Alexandra Penney, the best-selling author, can probably take very little comfort from the news that Madoff investors may get money back.

Some of the investors who lost money in an alleged $50 billion fraud run by Bernard Madoff may be able to recover funds within the next few months from the Securities Investor Protection Corp, SIPC President Stephen Harbeck said this week.  SIPC is a non-profit agency set up by Congress to maintain a fund to help investors who had accounts at brokerage firms that failed. The fund, supported by broker dealer assessment fees, has $1.6 billion.

That seems pitifully small, even if the fraud  is only $17 billion as some suggest.

Alexandra Penney feels that Madoff is not a human being but rather a “Sociopath”.  With her life savings gone,  this ‘Madoff-ed’ best-selling writer is back at work.

Alexandra Penney is now blogging, voluminously.  Those interested can check out her Bag Lady Papers at the Daily Beast.  She discusses selling the cottage and possibly more real estate and taking her first subway ride in 30 years.
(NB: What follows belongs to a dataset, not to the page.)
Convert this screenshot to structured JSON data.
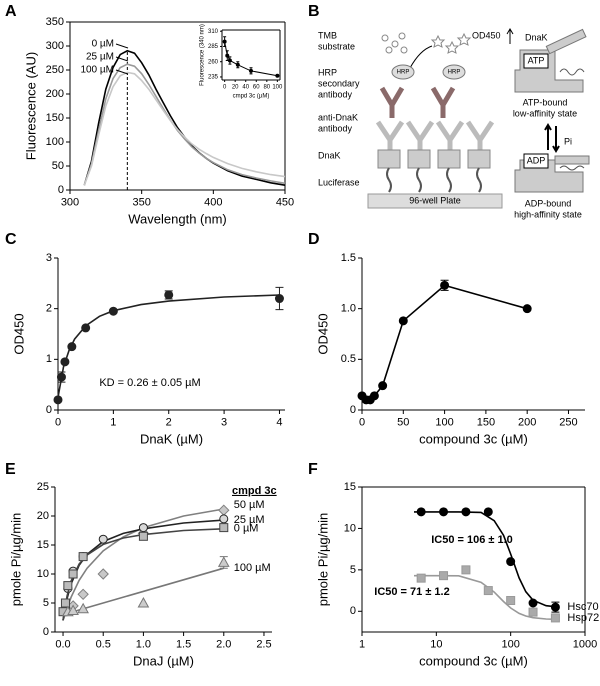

Some of her expensive jewelry may even go to pay the bills.

Best known for the 1982 best-seller How to Make Love to a Man and many other titillatingly-titled sex-advice books, Penney and her friend Evelyn Lauder were the first to use pink ribbons as a symbol for breast cancer awareness.  Perhaps she’ll need to turn to a more recent book that she co-authored with the somewhat prophetic title, Magic Words: 101 Ways to Talk Your Way Through Life’s Challenges.  I’m sure she will rise to this biggest challenge of all.